Sunday 5 July 2015

Shingeki No Kyojin : Chapter 4 [Bunga Liar / Wild Flower]

BY Unknown IN No comments



Shingeki No Kyojin Special : Levi’s  Romantic Love Story
“Wild Flower”

Cast     : Levi Ackerman x Rhein Forester
Genre  : Romance, Action, Mature

Chapter 4
Marry me stupid brat!

Tiga bulan berlalu sejak Minazuki lolos ujian masuk scout trainee. Kehidupannya berubah dan dia sekarang harus tinggal di asrama bersama teman-temannya, meskipun sekarang dia tinggal di asarama disaat luang dia akan pulang kerumah Rivaille dan melakukan bersih-bersih kilat. Setidaknya lelaki itu akan bisa bersantai jika ia pulang kerumah.

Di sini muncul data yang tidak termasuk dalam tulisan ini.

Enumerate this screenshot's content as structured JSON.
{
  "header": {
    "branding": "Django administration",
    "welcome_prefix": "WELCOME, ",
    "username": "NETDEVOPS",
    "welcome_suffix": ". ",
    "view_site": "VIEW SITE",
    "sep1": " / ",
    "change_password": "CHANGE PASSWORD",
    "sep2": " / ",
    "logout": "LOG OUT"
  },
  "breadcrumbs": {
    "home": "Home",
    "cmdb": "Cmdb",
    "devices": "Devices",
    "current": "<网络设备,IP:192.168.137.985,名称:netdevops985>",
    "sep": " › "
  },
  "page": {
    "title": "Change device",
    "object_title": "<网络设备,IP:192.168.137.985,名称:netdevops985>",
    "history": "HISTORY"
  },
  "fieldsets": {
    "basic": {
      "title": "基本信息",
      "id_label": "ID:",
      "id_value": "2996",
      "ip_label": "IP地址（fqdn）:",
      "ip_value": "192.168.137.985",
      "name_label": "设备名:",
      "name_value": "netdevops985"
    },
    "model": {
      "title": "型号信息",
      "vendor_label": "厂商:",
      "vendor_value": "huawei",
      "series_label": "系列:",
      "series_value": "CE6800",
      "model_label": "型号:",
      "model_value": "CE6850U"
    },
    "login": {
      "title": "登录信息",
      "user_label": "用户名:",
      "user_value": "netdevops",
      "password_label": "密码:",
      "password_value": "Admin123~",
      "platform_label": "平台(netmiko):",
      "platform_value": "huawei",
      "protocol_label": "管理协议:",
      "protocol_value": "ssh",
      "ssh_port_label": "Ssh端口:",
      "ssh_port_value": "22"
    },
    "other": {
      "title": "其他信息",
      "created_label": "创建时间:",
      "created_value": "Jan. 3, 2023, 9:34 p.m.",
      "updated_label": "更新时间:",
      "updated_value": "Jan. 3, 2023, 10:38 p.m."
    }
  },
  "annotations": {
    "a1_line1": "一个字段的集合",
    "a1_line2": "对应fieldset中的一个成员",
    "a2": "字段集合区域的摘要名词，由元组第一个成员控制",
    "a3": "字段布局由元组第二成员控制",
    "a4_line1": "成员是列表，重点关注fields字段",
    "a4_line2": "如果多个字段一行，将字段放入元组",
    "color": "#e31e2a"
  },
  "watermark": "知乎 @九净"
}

          Namun sudah tiga bulan ini juga ia sama sekali tidak bertemu Rivaille. Kebiasaaannya mengantar makanan masih terus berlanjut, tapi ia selalu ditahan oleh prajurit scouting legion dan tidak diperbolehkan masuk ke ruangan Rivaille dan makanan yang dibuatnya hanya bisa disampaikan melalui prajurit tersebut. Tidak bisa melihat Rivaille membuatnya sangat frustrasi. Ia pun berpikir bahwa Rivaille sedang menjauhinya.

          Perubahan terjadi sekitar seminggu belakangan ini, Minazuki sudah diperbolehkan lagi mengunjungi ruangan Kapten muda itu. namun sama saja seperti kejadian sebelumnya, Rivaille selalu tidak ada ditempatnya. Ia pun semakin frustrasi. Hari itu pun dia sengaja berlama-lama dalam ruangan Rivaille setelah menaruh makanan yang dibawanya diatas meja kerja. Meskipun tahu Rivaille tak akan muncul ia tetap menunggu, lima belas menit berlalu ia memutuskan untuk pergi dan segera kembali ke akademi. Kerena akan ada latihan manuver three dimensional, jadi ia tak ingin melewatkan latihan sepenting itu.

          Dengan wajah muram ia pergi meninggalkan ruangan Rivaille, kakinya bergerak cepat menuruni tangga hingga ia tidak memperhatikan sekelilingnya dan menabrak Eren yang menaiki tangga dijalur yang sama dengannya.

          “Minazuki, daijoubu?” sapa Eren, dia mengulurkan tangannya untuk membantu Minazuki berdiri. Gadis itu menyambut tangan Eren dan mendorong tubuhnya.

          “Terima kasih, Eren,” serunya sambil membersihkan dirinya dari debu. “Kau mau kemana?”

          “Ah, ada yang harus kukerjakan, kau masih mengantar makanan untuknya?” tanya Eren, ada nada sebal dalam suaranya.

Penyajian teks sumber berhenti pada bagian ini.